Once you're aware of this as a manipulative technique, it starts to be more and more apparent going back in time. Elementary school books in England, for an example, once portrayed Britons as the proud heirs of their own legendary history and high culture up until around the early 1800s. Then came the switch, and they were presented as having been half-naked, tattooed savages until the civilizing influences from Rome turned them into passable imitations of human beings. Along with this, medievalist sentimentalism presented the Feudal era as a kind of romantic golden age when, in fact, it had been an abject slavery that they had revolted against at every opportunity and finally -- for a time -- overthrew.

This was the replacement of one body of history/mythology with a different one. Specifically, with an alien one that served an essentially alien agenda. In warfare, psychological "softening up" of the target population always precedes the actual attack. Argue the factual justification of Trojan colonists vs. woad-smeared cannibals as you will, but one fact looms large : a change in mythology entails a corresponding change in self image. The two are, ultimately, reflections of each other.

At this point, I would like to pause, leaving one idea behind : The reason (as I see it on this end) this topic is engendering such emotionally charged responses is because the above has yet to be worked-through. The issue involved isn't whether your ancestry is Native American or Caucasian. Facts are facts. And so long as they remain facts, without triggering implanted suggestions in response, we're all on the same page here. And the implanted suggestions are numerous.

The crux of the issue is our actual history, on both sides : where our respective people came from, and when, and how. Dealing with that (without the attempt being derailed by automatic sniping) is, IMHO, both the problem and the opportunity. I think we can do that. If we can, there may well be some genuine surprises.

We're all pretty much in this together. We've all got some history we regard as shameful. Grudges get us nowhere. But they DO keep us divided. And, at this point, this does not serve OUR interests.

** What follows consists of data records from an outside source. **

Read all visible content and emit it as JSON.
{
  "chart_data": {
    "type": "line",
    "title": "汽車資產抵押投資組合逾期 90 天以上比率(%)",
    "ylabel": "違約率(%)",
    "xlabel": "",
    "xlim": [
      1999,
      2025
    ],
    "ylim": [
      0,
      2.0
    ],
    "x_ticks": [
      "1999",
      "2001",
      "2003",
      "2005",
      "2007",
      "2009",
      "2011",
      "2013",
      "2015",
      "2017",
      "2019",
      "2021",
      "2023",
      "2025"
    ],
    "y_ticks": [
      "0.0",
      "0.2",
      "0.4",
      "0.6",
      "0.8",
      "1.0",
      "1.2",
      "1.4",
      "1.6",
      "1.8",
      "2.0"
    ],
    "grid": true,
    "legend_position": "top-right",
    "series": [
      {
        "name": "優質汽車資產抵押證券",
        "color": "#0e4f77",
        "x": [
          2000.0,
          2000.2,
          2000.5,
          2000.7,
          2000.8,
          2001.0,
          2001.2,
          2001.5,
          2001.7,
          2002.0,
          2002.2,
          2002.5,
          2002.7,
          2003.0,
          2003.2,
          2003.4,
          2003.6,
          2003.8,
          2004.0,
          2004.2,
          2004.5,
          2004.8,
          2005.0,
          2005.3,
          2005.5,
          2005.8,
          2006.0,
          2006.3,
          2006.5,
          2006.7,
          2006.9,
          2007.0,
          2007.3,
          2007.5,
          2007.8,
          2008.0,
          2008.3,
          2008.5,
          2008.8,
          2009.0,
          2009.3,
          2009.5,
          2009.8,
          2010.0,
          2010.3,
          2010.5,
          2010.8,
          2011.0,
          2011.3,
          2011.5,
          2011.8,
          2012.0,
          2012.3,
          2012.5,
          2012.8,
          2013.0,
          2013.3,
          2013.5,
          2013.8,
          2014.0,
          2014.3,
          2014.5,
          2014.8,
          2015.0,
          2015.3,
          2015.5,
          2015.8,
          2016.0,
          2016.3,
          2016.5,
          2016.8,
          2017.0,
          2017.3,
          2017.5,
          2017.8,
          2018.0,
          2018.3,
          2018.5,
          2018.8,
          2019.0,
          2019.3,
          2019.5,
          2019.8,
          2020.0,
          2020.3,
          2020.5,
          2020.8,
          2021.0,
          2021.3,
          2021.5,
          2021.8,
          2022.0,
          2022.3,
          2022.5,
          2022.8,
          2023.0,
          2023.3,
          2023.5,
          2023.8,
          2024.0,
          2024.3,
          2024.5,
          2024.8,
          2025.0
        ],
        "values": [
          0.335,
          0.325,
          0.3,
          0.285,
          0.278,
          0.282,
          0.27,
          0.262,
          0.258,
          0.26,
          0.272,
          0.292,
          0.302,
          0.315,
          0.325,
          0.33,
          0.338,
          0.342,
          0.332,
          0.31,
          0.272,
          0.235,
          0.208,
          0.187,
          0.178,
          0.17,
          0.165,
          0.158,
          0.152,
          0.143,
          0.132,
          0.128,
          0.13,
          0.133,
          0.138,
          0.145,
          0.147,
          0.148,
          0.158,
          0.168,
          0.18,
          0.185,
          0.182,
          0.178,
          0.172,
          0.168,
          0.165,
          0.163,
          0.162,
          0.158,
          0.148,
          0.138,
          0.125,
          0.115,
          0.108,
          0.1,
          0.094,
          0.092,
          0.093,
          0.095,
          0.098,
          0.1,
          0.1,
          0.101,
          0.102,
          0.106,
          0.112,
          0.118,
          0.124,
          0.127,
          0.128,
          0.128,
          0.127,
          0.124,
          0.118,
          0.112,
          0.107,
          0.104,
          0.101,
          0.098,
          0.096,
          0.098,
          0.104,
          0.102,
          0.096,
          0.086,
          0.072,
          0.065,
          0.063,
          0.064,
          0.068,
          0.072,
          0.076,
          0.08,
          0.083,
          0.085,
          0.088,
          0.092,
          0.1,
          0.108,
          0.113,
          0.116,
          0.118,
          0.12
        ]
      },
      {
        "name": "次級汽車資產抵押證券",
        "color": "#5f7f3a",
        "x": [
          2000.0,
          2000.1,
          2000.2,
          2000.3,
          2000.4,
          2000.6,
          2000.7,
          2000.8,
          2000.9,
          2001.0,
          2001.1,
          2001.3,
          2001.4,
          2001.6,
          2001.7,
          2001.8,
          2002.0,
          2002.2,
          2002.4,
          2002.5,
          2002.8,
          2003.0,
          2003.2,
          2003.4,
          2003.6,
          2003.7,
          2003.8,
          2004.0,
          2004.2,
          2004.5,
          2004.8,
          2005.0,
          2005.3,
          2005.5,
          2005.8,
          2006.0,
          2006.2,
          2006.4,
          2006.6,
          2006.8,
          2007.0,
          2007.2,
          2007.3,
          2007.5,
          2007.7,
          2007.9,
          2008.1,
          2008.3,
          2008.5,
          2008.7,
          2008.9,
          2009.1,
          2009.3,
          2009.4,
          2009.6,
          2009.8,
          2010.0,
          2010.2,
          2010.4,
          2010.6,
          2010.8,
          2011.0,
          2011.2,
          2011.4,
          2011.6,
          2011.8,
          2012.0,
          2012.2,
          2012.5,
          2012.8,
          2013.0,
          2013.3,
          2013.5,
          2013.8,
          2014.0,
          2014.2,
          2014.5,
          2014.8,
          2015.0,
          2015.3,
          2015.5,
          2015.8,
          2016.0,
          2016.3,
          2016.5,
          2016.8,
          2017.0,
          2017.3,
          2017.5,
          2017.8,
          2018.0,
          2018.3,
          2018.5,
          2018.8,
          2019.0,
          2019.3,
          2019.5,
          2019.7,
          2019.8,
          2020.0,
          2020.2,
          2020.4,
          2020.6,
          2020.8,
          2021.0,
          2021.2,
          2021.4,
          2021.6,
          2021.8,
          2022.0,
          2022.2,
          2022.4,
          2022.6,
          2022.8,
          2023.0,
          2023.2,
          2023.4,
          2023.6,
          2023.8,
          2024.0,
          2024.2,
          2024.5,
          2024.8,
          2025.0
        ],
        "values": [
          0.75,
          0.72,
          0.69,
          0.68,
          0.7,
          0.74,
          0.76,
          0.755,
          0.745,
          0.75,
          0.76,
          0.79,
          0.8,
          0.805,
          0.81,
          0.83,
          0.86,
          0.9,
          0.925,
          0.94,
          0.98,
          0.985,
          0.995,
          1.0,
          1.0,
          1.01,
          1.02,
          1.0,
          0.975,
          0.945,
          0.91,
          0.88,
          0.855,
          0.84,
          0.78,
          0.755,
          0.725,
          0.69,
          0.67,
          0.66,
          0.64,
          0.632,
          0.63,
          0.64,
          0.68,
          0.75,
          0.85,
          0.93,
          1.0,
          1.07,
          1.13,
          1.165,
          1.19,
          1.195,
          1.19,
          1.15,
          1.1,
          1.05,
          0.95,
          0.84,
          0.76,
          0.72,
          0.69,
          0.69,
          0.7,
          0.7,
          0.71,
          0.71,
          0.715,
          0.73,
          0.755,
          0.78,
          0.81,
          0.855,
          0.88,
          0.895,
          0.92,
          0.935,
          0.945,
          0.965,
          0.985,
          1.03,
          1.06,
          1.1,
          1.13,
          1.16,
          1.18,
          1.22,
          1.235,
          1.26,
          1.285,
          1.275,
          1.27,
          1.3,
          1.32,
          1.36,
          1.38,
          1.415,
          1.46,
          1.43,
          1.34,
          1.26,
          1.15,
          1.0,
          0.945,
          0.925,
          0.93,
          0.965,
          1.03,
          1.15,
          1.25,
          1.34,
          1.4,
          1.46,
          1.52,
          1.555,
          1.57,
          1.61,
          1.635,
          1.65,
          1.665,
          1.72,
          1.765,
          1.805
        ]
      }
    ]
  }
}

Fresh air and sunlight are the best disinfectants.

Then again. I've been wrong before :laughing7:

(?)
 

Mans greatest knowledge is dust under the Creators feet. you can claim to be from a bug or a monkey or fish... and belive it in your heart. it only proves the above statement is true...
 

Well Uniface, I understand that post. Some folks won't. I got white folks, Indian folks, black folks, and now hispanic folks in my family. I don't really know anyone from Caucasia, but by golly if they want to come over and sit down and drink a beer and talk it over they are sure welcome. We're all probably from the same place, but as time passes, we tend to become elitist, and classify ourselves above what our roots are. You think?
 

I personally have no problem fitting my Religion and Evolution together.
 

There is nothing wrong with good solid sound knowledge. Its how we apply and convey the knowledge that counts. Its hard sometimes when you have a round hole and receive a square peg. But thats how we all learn. :read2: Right?